It is fairly common that the number of threads optimal for performance in a code is not the maximum number of threads available. Thus, it is nice to decouple the number of threads used by a function from the actual number of threads. Doing that, you can easily from a single Julia section evaluate the scalability.
For example:
julia> function splitter(n,nchunks,ichunk)
n_per_chunk = div(n,nchunks) # only works for multiples
first = (ichunk-1)*n_per_chunk+1
last = ichunk*n_per_chunk
return first:last
end
function sumstuff(x; nchunks=Threads.nthreads())
partial_sums = fill(zero(eltype(x)), nchunks)
Threads.@threads for ichunk in 1:nchunks
for i in splitter(length(x), nchunks, ichunk)

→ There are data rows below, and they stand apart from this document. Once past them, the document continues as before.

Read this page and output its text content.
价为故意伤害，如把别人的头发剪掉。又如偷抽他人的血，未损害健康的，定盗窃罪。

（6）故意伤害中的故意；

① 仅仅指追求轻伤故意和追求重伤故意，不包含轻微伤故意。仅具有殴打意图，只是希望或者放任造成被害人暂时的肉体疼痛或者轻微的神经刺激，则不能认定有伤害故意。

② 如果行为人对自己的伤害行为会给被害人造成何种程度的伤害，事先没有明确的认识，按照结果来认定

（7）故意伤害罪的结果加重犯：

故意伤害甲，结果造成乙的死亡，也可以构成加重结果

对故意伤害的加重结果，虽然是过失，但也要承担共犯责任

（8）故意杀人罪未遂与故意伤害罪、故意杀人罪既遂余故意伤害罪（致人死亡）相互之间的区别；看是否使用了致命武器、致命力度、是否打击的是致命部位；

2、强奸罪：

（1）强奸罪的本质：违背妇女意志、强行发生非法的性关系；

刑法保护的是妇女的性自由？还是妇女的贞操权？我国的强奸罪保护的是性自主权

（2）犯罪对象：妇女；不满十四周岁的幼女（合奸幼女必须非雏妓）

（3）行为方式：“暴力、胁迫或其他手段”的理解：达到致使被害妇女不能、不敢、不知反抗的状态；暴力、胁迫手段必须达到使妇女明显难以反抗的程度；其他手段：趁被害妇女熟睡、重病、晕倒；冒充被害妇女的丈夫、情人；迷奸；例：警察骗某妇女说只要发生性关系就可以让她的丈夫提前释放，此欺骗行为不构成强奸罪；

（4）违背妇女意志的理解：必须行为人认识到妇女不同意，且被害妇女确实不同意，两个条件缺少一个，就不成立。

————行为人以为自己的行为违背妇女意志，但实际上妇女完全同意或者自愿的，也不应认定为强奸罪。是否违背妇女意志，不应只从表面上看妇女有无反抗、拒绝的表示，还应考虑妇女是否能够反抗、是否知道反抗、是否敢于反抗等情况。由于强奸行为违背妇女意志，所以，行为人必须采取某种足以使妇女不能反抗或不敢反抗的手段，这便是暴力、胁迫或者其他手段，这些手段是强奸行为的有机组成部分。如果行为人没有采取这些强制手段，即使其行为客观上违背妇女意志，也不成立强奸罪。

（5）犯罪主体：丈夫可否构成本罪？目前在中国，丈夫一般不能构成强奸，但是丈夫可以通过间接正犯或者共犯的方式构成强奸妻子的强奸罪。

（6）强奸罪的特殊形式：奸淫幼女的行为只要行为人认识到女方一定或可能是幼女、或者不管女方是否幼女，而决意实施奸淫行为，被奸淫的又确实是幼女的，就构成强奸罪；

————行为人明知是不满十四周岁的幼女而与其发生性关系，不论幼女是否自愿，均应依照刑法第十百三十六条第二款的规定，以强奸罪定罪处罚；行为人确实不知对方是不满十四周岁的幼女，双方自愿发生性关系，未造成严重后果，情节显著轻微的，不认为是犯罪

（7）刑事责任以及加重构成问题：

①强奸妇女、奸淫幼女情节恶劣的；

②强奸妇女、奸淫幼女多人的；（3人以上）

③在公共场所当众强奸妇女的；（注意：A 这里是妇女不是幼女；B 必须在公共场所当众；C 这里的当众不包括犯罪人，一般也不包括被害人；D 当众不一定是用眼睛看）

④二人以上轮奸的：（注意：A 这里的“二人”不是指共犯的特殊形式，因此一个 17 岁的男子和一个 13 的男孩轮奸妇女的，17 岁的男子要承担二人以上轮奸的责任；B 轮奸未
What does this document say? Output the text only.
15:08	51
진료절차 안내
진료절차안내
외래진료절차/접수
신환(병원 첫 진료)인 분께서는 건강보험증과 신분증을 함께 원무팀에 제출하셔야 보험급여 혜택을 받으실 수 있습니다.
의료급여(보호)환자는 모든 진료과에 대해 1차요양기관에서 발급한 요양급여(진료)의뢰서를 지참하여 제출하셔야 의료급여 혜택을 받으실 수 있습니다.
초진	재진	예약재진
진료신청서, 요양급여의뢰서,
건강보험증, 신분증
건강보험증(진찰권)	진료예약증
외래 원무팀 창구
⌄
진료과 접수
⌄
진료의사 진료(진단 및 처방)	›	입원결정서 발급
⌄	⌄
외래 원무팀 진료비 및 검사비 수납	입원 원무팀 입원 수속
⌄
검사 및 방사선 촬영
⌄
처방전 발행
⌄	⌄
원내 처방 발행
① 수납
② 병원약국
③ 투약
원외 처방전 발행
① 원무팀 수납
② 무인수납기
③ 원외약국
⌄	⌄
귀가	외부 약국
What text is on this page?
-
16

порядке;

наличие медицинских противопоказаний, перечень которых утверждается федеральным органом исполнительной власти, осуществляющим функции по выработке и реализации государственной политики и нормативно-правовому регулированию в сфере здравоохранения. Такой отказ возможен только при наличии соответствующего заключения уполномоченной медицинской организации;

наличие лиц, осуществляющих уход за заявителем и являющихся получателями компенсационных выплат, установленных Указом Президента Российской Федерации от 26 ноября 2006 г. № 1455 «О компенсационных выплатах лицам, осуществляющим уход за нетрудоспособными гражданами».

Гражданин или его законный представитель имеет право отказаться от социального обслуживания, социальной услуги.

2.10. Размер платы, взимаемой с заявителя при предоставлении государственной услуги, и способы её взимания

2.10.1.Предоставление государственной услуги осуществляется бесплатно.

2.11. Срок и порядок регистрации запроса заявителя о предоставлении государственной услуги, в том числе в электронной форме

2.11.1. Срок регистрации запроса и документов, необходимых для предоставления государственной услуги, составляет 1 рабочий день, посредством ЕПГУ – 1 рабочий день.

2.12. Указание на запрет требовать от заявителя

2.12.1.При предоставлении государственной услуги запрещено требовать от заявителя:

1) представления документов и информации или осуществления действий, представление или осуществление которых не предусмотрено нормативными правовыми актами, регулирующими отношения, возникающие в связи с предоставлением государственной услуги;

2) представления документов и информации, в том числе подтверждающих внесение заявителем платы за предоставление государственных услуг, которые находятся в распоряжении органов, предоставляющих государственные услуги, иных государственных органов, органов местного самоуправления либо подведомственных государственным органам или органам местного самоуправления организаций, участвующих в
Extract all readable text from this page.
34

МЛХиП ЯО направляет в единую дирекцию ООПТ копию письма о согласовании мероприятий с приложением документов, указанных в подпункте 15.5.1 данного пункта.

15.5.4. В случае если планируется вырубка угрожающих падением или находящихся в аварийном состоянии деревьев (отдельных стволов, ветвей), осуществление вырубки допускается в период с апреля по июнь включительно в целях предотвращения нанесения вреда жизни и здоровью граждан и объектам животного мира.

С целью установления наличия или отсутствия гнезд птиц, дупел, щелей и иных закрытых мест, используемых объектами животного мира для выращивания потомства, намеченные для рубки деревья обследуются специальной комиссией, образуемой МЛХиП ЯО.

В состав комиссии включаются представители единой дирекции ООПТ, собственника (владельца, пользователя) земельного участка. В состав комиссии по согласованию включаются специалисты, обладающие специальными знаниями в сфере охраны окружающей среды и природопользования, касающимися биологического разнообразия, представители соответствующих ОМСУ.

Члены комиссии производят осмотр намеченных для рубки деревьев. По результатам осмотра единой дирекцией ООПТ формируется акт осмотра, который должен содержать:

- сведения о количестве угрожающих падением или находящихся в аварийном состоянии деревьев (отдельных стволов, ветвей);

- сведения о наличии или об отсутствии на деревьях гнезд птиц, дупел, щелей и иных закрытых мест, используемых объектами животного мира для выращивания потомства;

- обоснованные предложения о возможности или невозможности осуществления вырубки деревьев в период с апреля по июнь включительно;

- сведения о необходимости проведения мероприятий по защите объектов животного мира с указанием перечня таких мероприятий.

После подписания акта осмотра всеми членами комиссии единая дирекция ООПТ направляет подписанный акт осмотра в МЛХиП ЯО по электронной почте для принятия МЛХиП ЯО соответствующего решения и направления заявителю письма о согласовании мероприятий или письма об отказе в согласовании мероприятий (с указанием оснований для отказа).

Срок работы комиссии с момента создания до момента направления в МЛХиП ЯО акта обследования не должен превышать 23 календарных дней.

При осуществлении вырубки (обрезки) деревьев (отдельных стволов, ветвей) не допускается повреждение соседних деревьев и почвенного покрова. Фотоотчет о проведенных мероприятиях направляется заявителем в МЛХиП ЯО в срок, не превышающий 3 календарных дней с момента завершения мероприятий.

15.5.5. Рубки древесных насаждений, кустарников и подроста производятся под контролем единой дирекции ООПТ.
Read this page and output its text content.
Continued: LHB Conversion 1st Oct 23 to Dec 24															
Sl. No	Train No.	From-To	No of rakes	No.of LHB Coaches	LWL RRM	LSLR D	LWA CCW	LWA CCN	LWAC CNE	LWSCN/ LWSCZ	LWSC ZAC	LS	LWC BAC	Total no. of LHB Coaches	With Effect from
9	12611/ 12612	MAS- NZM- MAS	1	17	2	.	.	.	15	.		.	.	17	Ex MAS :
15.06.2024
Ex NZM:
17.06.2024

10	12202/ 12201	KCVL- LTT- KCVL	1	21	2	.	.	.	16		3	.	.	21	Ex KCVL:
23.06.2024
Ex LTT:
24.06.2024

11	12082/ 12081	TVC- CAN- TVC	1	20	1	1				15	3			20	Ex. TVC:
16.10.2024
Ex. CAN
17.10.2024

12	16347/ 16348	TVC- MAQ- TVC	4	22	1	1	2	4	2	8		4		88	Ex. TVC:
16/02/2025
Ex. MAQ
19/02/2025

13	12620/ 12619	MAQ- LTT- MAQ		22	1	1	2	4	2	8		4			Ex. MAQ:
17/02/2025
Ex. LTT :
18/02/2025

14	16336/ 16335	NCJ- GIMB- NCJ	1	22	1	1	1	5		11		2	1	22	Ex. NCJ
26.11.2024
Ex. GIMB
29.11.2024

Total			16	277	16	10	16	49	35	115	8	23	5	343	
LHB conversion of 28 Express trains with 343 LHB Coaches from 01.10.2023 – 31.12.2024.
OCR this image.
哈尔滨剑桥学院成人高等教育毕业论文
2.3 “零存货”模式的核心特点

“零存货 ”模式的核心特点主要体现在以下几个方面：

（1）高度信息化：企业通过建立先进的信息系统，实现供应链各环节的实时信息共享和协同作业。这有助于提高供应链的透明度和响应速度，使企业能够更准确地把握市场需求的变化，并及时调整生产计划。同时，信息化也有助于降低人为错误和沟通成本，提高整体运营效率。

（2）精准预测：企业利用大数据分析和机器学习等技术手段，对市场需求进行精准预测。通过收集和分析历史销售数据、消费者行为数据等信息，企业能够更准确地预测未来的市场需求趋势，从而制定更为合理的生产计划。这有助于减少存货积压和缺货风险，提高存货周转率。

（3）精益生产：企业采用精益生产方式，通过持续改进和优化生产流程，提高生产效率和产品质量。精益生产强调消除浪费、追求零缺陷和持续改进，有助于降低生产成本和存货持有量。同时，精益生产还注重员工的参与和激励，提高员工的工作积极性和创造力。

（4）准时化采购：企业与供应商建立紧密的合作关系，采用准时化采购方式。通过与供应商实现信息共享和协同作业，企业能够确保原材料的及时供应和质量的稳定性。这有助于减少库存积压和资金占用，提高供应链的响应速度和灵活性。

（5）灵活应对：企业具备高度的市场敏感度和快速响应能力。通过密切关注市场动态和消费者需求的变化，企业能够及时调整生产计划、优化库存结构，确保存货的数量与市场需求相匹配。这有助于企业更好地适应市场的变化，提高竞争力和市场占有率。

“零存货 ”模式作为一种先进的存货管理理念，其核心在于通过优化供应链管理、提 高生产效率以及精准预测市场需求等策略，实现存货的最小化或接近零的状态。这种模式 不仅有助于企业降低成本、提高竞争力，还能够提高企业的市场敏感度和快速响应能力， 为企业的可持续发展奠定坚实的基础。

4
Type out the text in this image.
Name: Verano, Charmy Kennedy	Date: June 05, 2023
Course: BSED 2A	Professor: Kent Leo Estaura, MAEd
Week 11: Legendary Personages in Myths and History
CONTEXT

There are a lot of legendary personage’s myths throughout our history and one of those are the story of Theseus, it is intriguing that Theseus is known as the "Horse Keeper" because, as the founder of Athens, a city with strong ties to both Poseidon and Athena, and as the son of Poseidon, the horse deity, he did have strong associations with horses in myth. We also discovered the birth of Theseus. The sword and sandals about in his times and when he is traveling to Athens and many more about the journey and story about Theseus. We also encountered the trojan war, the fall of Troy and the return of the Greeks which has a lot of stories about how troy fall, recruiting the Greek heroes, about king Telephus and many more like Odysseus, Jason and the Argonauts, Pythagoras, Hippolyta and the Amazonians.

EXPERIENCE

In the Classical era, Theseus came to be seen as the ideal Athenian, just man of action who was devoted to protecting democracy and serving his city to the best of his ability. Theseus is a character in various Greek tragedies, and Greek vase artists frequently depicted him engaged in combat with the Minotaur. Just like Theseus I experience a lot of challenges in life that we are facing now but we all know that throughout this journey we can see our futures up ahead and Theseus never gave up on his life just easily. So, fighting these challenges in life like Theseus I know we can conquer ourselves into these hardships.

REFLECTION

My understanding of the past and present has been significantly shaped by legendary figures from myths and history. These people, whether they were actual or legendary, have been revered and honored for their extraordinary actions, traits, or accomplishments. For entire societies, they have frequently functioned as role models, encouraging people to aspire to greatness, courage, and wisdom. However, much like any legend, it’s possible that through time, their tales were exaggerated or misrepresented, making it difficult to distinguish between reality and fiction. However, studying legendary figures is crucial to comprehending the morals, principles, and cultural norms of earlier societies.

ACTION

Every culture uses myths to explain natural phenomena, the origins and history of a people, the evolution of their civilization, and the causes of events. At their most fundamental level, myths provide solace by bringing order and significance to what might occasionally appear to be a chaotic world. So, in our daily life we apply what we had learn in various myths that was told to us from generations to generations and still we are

@inbounds partial_sums[ichunk] += x[i]
end
end
return sum(partial_sums)
end
sumstuff (generic function with 1 method)
julia> x = rand(10^7);
julia> sum(x) ≈ sumstuff(x)
true
julia> @btime sum($x)
4.913 ms (0 allocations: 0 bytes)
5.001204526098089e6
julia> Threads.nthreads()
8
julia> @btime sumstuff($x; nchunks=2)
6.053 ms (50 allocations: 4.44 KiB)
5.001204526097896e6
julia> @btime sumstuff($x; nchunks=4)
3.158 ms (50 allocations: 4.45 KiB)
5.001204526098112e6
julia> @btime sumstuff($x; nchunks=8)
2.855 ms (50 allocations: 4.48 KiB)
5.001204526098093e6
Of course you can use a much smarter and general splitter, etc, but that is the idea. With that in a single section you can benchmark the scalability of the code, and additionally, there are cases where using more chunks than threads is useful, particularly if the workload is uneven. For instance, it seems here that this is slightly faster:
julia> @btime sumstuff($x; nchunks=32)
2.630 ms (50 allocations: 4.69 KiB)
5.001204526098115e6
That said, I am not against having a good package to benchmark scalability of codes in general.